Young partridge weigh 1 to 1 1/2 pounds (454 to 675 grams); older birds weigh between 2 1/2 and 3 pounds (1,125 to 1,350 grams). Partridge is usually commercially available frozen.
Preparation, Uses, & Tips
Wash partridge thoroughly in cold water and pat dry with a paper towel. Partridge should always be cooked until well done.
To make a visual check to see if partridge is done, pierce it with a fork. You should be able to insert the fork with ease, and wiggle the leg with ease. Take care not to overcook as partridge dries out quickly.
Mix together 1 teaspoon salt and 1/4 teaspoon pepper; sprinkle over outside of whole partridge and inside body cavity. Place partridge in shallow pan, breast side up. To retain moisture, cover with bacon or sliced salt pork, if desired. Roast in 350°F (180°C) oven for one hour or until internal temperature reaches 180°F (82.2°C), basting occasionally. Let stand ten minutes before carving.
Wash partridge and pat dry. Heat a skillet over medium heat. Add oil, then brown partridges on all sides. Add cooking liquid (water, broth, or wine), spices and vegetables, cover, and cook in a 375°F (190°C) oven or on the stovetop over slow heat for 45 minutes or until done.
Rub partridge with salt, pepper, and spices if desired. Heat a skillet over medium heat. Add oil to skillet, then cook bird in covered skillet for 20 minutes. Uncover and cook another ten minutes, until bird is browned.
Rub partridge with a mixture of oil, salt, pepper, and spices. Place partridge on a prepared grill with rack about 8 inches (20cm) from the heat source. Grill, turning frequently (using tongs to prevent piercing skin) until bird is fork-tender.

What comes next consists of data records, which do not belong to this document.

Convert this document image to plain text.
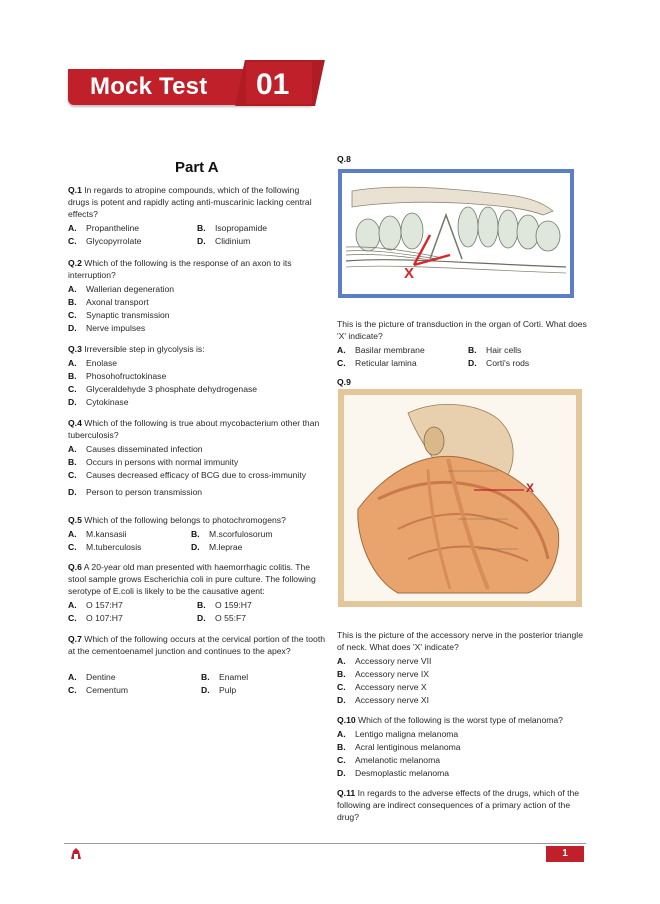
Mock Test 01
Part A
Q.1 In regards to atropine compounds, which of the following drugs is potent and rapidly acting anti-muscarinic lacking central effects?
A. Propantheline	B. Isopropamide
C. Glycopyrrolate	D. Clidinium
Q.2 Which of the following is the response of an axon to its interruption?
A. Wallerian degeneration
B. Axonal transport
C. Synaptic transmission
D. Nerve impulses
Q.3 Irreversible step in glycolysis is:
A. Enolase
B. Phosohofructokinase
C. Glyceraldehyde 3 phosphate dehydrogenase
D. Cytokinase
Q.4 Which of the following is true about mycobacterium other than tuberculosis?
A. Causes disseminated infection
B. Occurs in persons with normal immunity
C. Causes decreased efficacy of BCG due to cross-immunity
D. Person to person transmission
Q.5 Which of the following belongs to photochromogens?
A. M.kansasii	B. M.scorfulosorum
C. M.tuberculosis	D. M.leprae
Q.6 A 20-year old man presented with haemorrhagic colitis. The stool sample grows Escherichia coli in pure culture. The following serotype of E.coli is likely to be the causative agent:
A. O 157:H7	B. O 159:H7
C. O 107:H7	D. O 55:F7
Q.7 Which of the following occurs at the cervical portion of the tooth at the cementoenamel junction and continues to the apex?
A. Dentine	B. Enamel
C. Cementum	D. Pulp
Q.8
X
This is the picture of transduction in the organ of Corti. What does 'X' indicate?
A. Basilar membrane	B. Hair cells
C. Reticular lamina	D. Corti's rods
Q.9
X
This is the picture of the accessory nerve in the posterior triangle of neck. What does 'X' indicate?
A. Accessory nerve VII
B. Accessory nerve IX
C. Accessory nerve X
D. Accessory nerve XI
Q.10 Which of the following is the worst type of melanoma?
A. Lentigo maligna melanoma
B. Acral lentiginous melanoma
C. Amelanotic melanoma
D. Desmoplastic melanoma
Q.11 In regards to the adverse effects of the drugs, which of the following are indirect consequences of a primary action of the drug?
1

To test the temperature, place your palms above the coals or heat source at cooking level. If you have to remove your hands after two seconds, the temperature is hot; after three seconds, medium hot; and after four seconds, medium. More than four seconds indicates the grill has not reached cooking temperature.
In a shallow microwave-safe dish, arrange partridges with bacon slices over the breasts. Cover and microwave on Medium for 15 to 18 minutes, rotating the dish halfway through cooking time.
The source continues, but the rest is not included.